Где-то тявкнула собака, ей лениво отозвалась другая, и снова тишина придавила маленький пограничный колхоз. Старик нащупал в темноте кисет, набил трубку, потянулся за спичками, и тут ему почудился тихий стук в окно. Он прислушался. Стук повторился. Кто-то нетерпеливо стучал ногтем по стеклу, точно выбивал морзянку.
Старик обрадовался: «Васька! Боле некому! Как раз поезд в это время приходит. Вернулся, сукин сын!»
Он вскочил с кровати, засеменил к окну.
— Васька, ты? — спросил он притворно сердитым голосом.
— Открой, батя!
Так и есть — Васькин голос, только простуженный. И где он простудился летом, пёс бродячий!
Не торопясь, чтобы не показать свою радость, Мирон Акимыч пошёл в сени.
— Входи, коли пришёл, — сказал он равнодушным голосом. — Видно, без дома и собака тоскует…
Человек молча шагнул в тёмные сени.
— Ночью вернулся, как вор! — начал старик ворчливо. — Я из-за тебя тут такого наслушался.
— Батя! Узнал?
И опять этот голос — одновременно и Васькин и не Васькин.
— Четырнадцать лет не виделись! Батя!
Старик охнул.
— Господи, господи! — Старик весь дрожал, сам не веря своей догадке. — Пётр, ты?
Он чиркнул спичку, спичка сломалась, он чиркнул вторую, она сразу же потухла, точно её кто задул.
— Не надо, батя… — произнёс в темноте голос. — Погоди…
— Петя! Сыночек! — Старик припал к груди сына и заплакал. — Сыночек… жив… жив… Господи, счастье-то какое…
— Что ты, батя, что ты? — заговорил приглушённо Пётр. — Успокойся. Ты думал, я погиб? А я — вот, цел-целёхонек… Ну чего же ты плачешь?
— С радости я, Петя! Сам себе не верю! Может, приснилось? Дай огонь зажгу, посмотрю на тебя, сыночек мой!..
— Погоди с огнём… А где же мамаша?
— Померла, Петюша, померла. Как похоронную на тебя получили, стала она, бедная, сохнуть, ночи не спала, и померла голубушка… Последнюю ночь всё тобой бредила… звала…
— Лечить надо было, — сказал Пётр после долгого молчания.
— Какое уж леченье, когда немцы пришли. Сам знаешь!
— А Василий жив?
— Жив.
— Где же он? Врозь живёте?
— Потом скажу. Дай мне на тебя-то посмотреть! Где ты пропадал, сынок? За четырнадцать лет ни одной весточки! Может, осуждён был?
Пётр молчал.
— Ты не таись, есть которые зря пострадали…
— Я, батя, в плен попал…
— Ой, бедняга! Знаем, каково в плену нашим было! Счастье какое, что ты уцелел, сыночек!..

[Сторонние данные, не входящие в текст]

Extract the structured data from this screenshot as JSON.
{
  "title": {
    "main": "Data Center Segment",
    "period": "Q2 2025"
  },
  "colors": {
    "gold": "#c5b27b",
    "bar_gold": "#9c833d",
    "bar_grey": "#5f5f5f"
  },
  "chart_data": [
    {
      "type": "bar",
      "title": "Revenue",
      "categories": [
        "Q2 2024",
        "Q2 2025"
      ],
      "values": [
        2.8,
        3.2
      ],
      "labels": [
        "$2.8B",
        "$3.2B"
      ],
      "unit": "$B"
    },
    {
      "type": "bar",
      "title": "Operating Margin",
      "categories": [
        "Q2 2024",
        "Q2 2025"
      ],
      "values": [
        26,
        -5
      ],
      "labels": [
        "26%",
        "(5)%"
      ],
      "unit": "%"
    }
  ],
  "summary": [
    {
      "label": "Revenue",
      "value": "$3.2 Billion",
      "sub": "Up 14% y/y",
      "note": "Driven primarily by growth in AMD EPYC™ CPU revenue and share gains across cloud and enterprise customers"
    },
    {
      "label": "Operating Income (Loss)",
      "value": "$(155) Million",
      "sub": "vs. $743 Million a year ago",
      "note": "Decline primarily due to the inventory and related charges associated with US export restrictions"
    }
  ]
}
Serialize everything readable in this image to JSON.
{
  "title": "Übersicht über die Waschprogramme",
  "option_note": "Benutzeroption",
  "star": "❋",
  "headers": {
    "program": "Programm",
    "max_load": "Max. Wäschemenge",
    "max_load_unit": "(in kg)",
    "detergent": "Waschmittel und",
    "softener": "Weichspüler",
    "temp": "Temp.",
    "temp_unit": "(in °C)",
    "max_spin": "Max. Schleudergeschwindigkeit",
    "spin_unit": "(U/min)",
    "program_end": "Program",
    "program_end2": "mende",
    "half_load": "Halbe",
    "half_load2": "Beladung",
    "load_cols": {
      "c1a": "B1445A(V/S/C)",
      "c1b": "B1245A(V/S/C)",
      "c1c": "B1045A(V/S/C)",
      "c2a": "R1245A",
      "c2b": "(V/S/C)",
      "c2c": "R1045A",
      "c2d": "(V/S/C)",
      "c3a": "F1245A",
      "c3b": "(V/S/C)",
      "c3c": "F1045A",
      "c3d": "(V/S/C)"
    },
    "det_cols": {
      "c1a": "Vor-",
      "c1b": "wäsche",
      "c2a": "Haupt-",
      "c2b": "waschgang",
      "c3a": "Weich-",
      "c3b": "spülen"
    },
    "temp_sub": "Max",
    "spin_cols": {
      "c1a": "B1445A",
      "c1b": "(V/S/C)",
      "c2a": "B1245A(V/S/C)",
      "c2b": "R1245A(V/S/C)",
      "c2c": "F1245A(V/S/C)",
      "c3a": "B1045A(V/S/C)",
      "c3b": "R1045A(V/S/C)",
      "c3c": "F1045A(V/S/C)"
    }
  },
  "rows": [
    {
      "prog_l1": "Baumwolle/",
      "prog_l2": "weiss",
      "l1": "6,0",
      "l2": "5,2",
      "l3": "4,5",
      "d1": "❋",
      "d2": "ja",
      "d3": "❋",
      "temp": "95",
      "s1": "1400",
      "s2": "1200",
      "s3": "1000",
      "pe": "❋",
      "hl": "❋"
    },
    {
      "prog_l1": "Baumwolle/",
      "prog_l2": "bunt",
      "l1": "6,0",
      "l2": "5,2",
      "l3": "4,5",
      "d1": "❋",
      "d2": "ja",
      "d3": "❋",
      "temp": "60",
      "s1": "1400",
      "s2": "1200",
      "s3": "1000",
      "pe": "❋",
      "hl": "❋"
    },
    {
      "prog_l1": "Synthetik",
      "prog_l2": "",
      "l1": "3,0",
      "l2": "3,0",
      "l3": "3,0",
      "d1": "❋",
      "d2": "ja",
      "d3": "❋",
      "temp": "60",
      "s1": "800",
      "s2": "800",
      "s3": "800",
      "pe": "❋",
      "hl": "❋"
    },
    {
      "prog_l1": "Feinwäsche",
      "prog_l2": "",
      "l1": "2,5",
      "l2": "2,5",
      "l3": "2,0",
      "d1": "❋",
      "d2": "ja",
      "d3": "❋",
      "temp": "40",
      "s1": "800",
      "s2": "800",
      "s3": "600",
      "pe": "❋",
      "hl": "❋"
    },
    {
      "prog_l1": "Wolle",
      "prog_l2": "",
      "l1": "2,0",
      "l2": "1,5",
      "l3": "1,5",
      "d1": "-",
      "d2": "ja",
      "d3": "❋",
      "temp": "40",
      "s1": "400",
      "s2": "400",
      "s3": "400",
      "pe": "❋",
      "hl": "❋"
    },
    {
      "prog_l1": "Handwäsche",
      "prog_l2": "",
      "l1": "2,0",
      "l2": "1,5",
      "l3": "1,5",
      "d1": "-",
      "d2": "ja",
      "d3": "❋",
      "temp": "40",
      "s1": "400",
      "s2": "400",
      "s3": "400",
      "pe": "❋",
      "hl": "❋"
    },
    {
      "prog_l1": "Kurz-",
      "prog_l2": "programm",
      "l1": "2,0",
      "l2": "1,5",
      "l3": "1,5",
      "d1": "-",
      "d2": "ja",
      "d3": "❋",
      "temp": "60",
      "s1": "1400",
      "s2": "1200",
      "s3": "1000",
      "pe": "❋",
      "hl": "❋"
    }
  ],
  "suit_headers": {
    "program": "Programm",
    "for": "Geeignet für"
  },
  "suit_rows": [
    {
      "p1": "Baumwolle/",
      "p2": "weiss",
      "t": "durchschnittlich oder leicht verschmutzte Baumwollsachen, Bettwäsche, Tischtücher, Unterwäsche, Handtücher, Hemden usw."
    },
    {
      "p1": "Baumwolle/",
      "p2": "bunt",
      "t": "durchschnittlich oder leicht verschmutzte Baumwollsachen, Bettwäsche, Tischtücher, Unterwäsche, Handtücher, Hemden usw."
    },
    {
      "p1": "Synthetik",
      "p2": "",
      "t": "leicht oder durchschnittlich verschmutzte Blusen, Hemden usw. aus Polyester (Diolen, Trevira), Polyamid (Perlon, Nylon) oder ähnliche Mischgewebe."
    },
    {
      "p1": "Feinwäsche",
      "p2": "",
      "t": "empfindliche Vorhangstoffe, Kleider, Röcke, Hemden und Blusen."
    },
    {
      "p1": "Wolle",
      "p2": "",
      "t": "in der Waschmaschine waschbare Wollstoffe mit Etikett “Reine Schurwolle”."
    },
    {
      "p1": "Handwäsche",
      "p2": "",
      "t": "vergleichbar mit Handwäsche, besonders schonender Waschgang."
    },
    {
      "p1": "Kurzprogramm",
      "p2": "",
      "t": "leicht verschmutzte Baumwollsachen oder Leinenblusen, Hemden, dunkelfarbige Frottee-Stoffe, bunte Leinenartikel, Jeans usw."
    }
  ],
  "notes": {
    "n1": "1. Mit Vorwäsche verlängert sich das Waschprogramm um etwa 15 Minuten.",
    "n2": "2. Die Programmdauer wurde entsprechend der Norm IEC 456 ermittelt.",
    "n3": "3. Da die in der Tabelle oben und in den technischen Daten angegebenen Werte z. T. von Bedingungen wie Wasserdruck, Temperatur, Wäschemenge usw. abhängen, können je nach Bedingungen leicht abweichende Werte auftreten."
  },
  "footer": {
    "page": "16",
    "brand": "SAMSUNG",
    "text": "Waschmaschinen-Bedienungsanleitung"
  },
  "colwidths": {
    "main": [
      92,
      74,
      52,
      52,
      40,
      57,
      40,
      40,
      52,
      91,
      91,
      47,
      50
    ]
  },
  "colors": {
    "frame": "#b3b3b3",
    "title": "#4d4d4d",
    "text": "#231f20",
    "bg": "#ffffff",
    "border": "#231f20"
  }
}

— Значит, не коришь меня за плен?
— Как можно? На войне всякое бывает.
— А ведь у вас расстреливали тех, кто из плена вернулся.
— Это ты зря, сынок. Несправедливости, конечно, бывали, а насчёт расстрела — брехня! Да дай мне взглянуть на тебя, Петюша, — Мирон Акимыч потянулся за спичками.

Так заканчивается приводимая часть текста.